Zusätzlich: TestVerify_DetectsCorruptedDump (absichtlich beschädigtes Dump-Archiv wird erkannt).

Echte Verdrahtung auf 192.168.1.131

  • tenantbackup-cli gebaut nach /opt/nexarch-archive/bin/
  • Eigene Postgres-Rolle nexarch_tenantbackup (CREATEDB, kein Superuser) angelegt — getrennt von nexarch_backup (Prinzip geringster Rechte)
  • /etc/nexarch/archive-tenantbackup.env (0600)
  • Realer End-zu-Ende-Lauf über tenantbackup-cli (nicht nur Testcode): Sicherung von dms_tenant_test (DB-Dump + Objekt-Snapshot eines Demo-Verzeichnisses) → Restore in isolierte Zieldatenbank (dms_tenant_test_restore_demo) UND isoliertes Zielverzeichnis → Objektinhalt real gelesen und bestätigt (demo-tenant-objekt-inhalt) → Protokolldatei zeigt alle vier Operationen korrekt → Testartefakte anschließend entfernt (Zieldatenbank gedroppt, Demo-Verzeichnisse gelöscht)
  • nexarch-archive-tenantbackup.{service,timer}.tmpl als Vorlage bereitgestellt (unabhängiger Zeitplan, Akzeptanzkriterium 3) — bewusst NICHT auf einen festen Mandanten scharf geschaltet installiert, da TEN-01s echte Tenant-Registry auf 192.168.1.131 noch nicht produktiv befüllt ist (nur die Test-Tenant-DB dms_tenant_test existiert); reale Aktivierung pro Mandant folgt, sobald eine echte Registry-Abfrage dafür vorliegt (dokumentierter, kein stiller Gap)

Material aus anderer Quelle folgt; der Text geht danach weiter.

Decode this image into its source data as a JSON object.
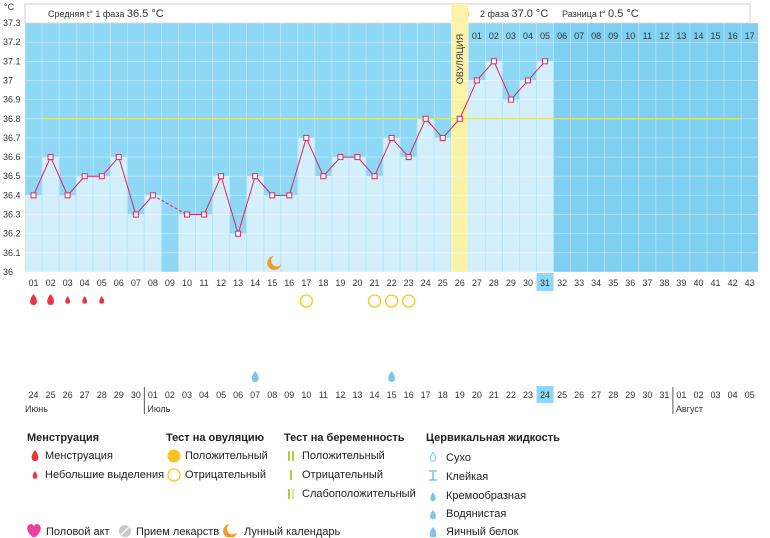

Build/Test-Ergebnis (192.168.1.131, make check)

go build ./...  -> clean
go vet ./...    -> clean
golangci-lint run ./...  -> 0 issues
go test ./... -p 1 -count=1  -> 7/7 Pakete mit Tests ok (backup, objectbackup, reconcile, restore, restoretest, scrub, tenantbackup), 0 Fehlschläge

internal/tenantbackup-Tests brauchen eine eigene Rolle mit CREATEDB (TEST_TENANTBACKUP_PG_USER, NICHT TEST_BACKUP_PG_USER — bewusst getrennt, siehe Betriebsrollen-Hinweis oben): 4/4 Tests bestanden.

Gesamtergebnis

Bestanden. Alle drei Akzeptanzkriterien und alle drei Pflichtprüfungen real erfüllt — sowohl testgetrieben (echte Zwei-Tenant-Isolation in beide Richtungen bewiesen) als auch über einen echten CLI-Lauf auf 192.168.1.131. Ein architektonischer Fund vor Implementierungsbeginn (Cluster- vs. Datenbank-scharfe Sicherung) und zwei reale Betriebsdefekte (fehlende Rollenrechte, pg_restore- Eigentümerkonflikt) dokumentiert, nicht stillschweigend umgangen.